How Google Really Wants You to Optimize Your Site

Goofy is SEO friendly.Does Google care for SEO? Yes, it does: from Google’s SEO Starter Guide (pdf) to help provided in the Google Webmaster Help Forum, the search engine is pretty transparent when it comes to how it prefers you to optimize your site for inclusion. We’ll be discussing URL structure, TrustRank and duplicate content issues.

To start with a conclusion: if you do what they like, chances are your site will not only included, but also ranked better. And now let’s go “in depth” and see, once and for all, how Google prefers you to optimize your site for its search engine.

All questions in this article were asked by users on Google Moderator Beta, Ask a Google Engineer.

Does Google Really Care About SEO?

The answer is yes, and it comes from Google’s search evangelist Adam Lasnik:

Just like in any industry, there are outstanding SEOs and bad apples. We Googlers are delighted when people make their sites more accessible to users and Googlebot, whether they do the work themselves or hire ethical and effective professionals to help them out.

Please note that the “Googlers are delighted” when sites are optimized for search.
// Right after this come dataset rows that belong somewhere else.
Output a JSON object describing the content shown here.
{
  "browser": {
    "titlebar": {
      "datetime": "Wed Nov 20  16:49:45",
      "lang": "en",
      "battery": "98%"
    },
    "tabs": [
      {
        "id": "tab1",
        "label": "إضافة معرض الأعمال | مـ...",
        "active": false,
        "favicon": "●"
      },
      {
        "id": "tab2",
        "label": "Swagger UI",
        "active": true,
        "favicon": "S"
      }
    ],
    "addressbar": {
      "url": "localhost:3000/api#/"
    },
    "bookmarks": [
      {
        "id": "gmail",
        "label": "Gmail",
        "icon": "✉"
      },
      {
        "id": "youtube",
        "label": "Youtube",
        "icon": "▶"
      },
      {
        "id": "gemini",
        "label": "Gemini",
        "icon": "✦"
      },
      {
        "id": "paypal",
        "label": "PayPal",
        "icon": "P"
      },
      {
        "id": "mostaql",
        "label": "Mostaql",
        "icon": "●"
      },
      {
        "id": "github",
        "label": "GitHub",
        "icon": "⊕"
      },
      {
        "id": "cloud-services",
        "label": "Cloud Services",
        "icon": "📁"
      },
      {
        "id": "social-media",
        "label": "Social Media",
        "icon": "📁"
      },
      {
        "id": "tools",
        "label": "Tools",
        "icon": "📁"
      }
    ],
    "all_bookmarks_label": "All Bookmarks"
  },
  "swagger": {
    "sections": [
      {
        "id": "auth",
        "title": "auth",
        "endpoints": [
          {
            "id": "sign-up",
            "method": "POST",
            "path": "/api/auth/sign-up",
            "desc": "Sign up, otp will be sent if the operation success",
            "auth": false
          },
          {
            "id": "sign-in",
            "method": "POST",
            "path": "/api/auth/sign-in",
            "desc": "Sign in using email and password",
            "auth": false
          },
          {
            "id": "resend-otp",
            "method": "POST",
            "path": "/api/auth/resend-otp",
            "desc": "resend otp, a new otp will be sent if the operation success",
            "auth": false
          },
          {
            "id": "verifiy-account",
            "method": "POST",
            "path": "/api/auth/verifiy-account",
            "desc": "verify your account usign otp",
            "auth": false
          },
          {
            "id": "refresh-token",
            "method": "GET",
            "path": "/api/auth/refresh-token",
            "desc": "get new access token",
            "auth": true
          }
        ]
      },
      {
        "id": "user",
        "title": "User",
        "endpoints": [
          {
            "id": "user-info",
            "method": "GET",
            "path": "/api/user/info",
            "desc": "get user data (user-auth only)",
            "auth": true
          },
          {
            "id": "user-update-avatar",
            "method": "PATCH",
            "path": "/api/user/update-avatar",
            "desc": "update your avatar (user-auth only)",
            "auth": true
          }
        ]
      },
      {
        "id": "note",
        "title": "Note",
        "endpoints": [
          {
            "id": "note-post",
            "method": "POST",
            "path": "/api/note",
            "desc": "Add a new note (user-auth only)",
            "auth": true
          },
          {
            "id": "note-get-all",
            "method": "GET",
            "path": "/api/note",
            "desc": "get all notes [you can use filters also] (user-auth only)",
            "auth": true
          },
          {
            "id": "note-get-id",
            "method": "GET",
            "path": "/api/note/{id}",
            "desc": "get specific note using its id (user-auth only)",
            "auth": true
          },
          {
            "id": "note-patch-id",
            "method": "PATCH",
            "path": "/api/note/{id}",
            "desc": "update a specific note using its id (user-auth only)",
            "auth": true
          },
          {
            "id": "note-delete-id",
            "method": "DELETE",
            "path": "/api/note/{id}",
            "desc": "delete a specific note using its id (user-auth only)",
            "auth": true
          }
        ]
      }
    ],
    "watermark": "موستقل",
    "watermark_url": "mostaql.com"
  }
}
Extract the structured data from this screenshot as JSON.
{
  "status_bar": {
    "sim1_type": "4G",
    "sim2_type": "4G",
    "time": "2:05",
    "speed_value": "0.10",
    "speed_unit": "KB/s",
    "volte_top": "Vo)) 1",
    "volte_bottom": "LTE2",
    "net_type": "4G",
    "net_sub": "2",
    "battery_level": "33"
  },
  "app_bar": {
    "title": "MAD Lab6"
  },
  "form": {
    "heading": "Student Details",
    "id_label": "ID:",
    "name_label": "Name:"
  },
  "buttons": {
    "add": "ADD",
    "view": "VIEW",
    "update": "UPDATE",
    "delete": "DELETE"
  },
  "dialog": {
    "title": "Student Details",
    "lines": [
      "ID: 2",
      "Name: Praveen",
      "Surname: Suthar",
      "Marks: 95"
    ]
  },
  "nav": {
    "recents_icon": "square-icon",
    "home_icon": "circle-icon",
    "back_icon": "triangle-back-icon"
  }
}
The moral: know your SEO!

What Is the URL structure preferred by Google?

Google’s Matt Cuts replied:

I would recommend
long-haired-dogs.html
long_haired_dogs.html
longhaireddogs.html
in that order. If your site is already live on the web, it’s probably not worth going back to change from one method to another, but if you’re just starting a new site, I’d probably choose the URLs in that order of preference. I can only speak for Google; you’ll need to run your own tests to see what works best with Microsoft, Yahoo, and Ask.

Is Google Using a “TrustRank” algorithm?

Many SEOs suggest that if a bad neighbor site links to yours, your site’s “trustrank” with Google will be lowered.

False. If this were true, any competitor could harm a site, just for spite. Google doesn’t use “TrustRank” to refer to anything, although the company did have an attempt to trademark “TrustRank” as a term for an anti-phishing filter. Google abandoned this trademark in 2008. The only company that might use “TrustRank” is Yahoo!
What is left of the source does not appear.